Instances of President's delay in commuting death sentences has come under public debate as denial of justice. Should there be a time limit specified for the President to accept/reject such petitions? Analyse.

Published: January 22, 2015

The law as it stands now provides no time limit for the President to decide if he wishes to exercise his right to grant a pardon. However, a recent decision of the Supreme Court granted pardon to 15 persons on grounds of inordinate delay. It also issued guidelines asking the authorities to provide appropriate legal aid to persons on death row, and asking that they be informed about the rejection of their mercy petitions in writing. This decision was an attempt by the Judiciary to provide some transparency to the process by which an inmate is granted presidential pardon.

The granting of presidential pardon has become a highly politically sensitive issue, with consecutive presidents putting off taking decisions so as avoid any fallout arising from the outcome. This, however, results in violation of the basic human rights of the death row inmates, whose life hangs in the balance. A span of 10 to 12 years is an incredibly long duration for a person to wait to find out if their life has been spared or not, and this exerts immense emotional and mental trauma on the inmate and his/her family.
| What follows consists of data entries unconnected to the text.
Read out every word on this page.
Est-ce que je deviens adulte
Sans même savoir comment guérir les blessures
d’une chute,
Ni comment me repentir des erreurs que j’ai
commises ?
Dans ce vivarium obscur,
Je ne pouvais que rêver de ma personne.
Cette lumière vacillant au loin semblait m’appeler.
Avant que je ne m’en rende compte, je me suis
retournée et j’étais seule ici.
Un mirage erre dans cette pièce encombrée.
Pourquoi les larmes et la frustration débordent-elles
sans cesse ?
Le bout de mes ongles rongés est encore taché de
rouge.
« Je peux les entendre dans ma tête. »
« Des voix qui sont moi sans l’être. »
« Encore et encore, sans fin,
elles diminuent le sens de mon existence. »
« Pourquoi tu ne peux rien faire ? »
Also, as recently exhibited the mental state of the inmates also undergoes changes, with some of them suffering psychiatric illnesses by the time a final decision is made. Hanging of such mentally unstable persons is also a violation of human rights. Timely delivery of justice is a cornerstone of a democratic society, which is why there should be a maximum time limit within which a President must accept/reject petitions for granting of presidential pardon.